Wait a minute… no bar? Did I really say that?
I did and it has just struck me that it might be true. Other peoples’ children and no bar. That does it for me: one of those things isn’t going to happen. The minute I get there, I’m finding the nearest Four Seasons, and getting a ground floor room that I can ski out of. That way, I can leave the sliding door open and use the sofa as an airbag when I ski back in. I’ve mastered every part of this sport except the stopping bit, which is a bit awkward at times, and something I prefer to do in the privacy of my own room.
I was watching the Olympics last night and I have to say I felt a little sorry for the figure skaters. I love watching skating, with all its giggling, squealing, tears, tight buttocks, and sequins. And that’s just the men. The ladies are even more fun, especially when someone like Sarah Hughes shows up. She reminded me of Tiger Woods in so many ways. Except of course she’s white and a girl.
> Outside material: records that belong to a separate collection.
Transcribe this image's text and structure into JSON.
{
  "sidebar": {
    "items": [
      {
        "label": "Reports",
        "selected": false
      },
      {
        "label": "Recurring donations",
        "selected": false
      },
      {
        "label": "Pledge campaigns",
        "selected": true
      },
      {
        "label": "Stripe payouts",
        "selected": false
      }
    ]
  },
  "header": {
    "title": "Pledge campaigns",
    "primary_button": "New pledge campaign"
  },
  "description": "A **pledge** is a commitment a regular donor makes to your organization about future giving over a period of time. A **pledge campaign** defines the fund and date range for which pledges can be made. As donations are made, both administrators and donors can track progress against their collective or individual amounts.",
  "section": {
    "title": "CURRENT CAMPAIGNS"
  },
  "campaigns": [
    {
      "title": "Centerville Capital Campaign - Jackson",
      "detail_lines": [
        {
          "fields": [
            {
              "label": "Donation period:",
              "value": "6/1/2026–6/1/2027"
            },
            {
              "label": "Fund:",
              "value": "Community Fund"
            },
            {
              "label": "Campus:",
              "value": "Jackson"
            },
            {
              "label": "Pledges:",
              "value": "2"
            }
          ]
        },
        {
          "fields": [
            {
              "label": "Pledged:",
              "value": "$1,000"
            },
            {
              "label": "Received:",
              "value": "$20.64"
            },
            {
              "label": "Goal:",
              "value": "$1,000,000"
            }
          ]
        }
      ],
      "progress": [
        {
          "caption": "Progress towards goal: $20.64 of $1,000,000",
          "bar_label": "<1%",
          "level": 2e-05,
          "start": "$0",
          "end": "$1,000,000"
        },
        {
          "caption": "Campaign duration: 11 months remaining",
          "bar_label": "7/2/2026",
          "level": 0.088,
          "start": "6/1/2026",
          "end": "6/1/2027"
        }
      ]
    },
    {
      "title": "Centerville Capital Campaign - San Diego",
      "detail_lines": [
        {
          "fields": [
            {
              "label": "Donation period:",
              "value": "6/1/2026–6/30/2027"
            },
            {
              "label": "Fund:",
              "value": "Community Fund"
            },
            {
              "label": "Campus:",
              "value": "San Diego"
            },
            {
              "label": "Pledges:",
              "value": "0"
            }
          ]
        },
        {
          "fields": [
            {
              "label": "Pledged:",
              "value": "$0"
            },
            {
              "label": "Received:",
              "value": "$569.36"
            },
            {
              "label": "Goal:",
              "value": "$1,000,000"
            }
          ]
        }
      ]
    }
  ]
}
But when Tiger first appeared he displayed the same mannerisms, had the same unconscious smile and, and played golf the way Hughes skated last night — with blissed-out, it’s-incredible-to-be-here abandon. Golf needed Tiger, and boy, does skating need Sarah Hughes. In fact, Sarah probably isn’t enough to save skating, or the Winter Olympics for that matter. It’s time for the IOC to get honest about this. I mean, if the judges are getting paid, I think we might as well pay the athletes, too.
Oh yeah, I forgot. They are getting paid.
Now that I come to think of it, the rules of some of these winter pastimes probably should be blended with other sports. For instance, the figure skating pairs could use a little help from ice hockey. There should be fighting for a start. Bitch-slapping on ice would be brilliant to watch. Hell, we had cross-checking in the warm-ups this year, so why not go the whole hog?
Then there’s the bobsled. Oh man I love the bobsled, but I would love to see a little NASCAR action thrown in. Make the run four times as wide, and make them qualify for the pole position. Drafting, swappin’ paint, and sleds spinning out and hitting the wall because of Red Man loogies on the ice. YEEEEHAA!
Here’s a good one for you. Instead of the two-man luge between consenting adults, how about we have two big naked fat guys in an inner-tube?
Hmm… maybe you’re right. How would they stop? I can see it now, 600 pounds of quivering, naked skin and black rubber, covered with Sheetrock and splinters in the middle of the Mormon Tabernacle. Play that funky music, white boy. Wait a minute, we’re landing here. This’ll have to be continued elsewhere.
Later that day, in a heavily disguised Motel 6 which is buried in gray snow. Stopped halfway up the hill to buy fresh habanero beef jerky, most of which was consumed by youngest son…
Now the Russians and the South Koreans are talking about pulling out. Somebody needs to suck it up, get their chin off the ice, loosen the drawstring on their codpiece, or whatever. Although much of this could have been avoided if someone at the IOC had had the brains to invite the 1980 Russian hockey team to join the Americans in the lighting of the flame. The worst that could have happened was a massive fight for the torch might’ve broken out between a bunch of toothless old guys, which would’ve been great TV anyway. In these strange days, the recognition that the Russians were part of that magic moment might have gone a long way. We were enemies then, but aren’t we friends now?
Like I said, I feel sorry for the figure skaters. How does anyone who ever won a medal know if somebody wasn’t leant on? The only thing lacking from the coverage of figure skating was Conan O’Brien’s famous guest interviewer at the Westminster Dog Show — Triumph, the insult dog.
In fact, I think the figure skating judges and the Westminster judges might be the same people. I’ve never seen them together.
“And now, the winners of the gold medal… for me to poop on!”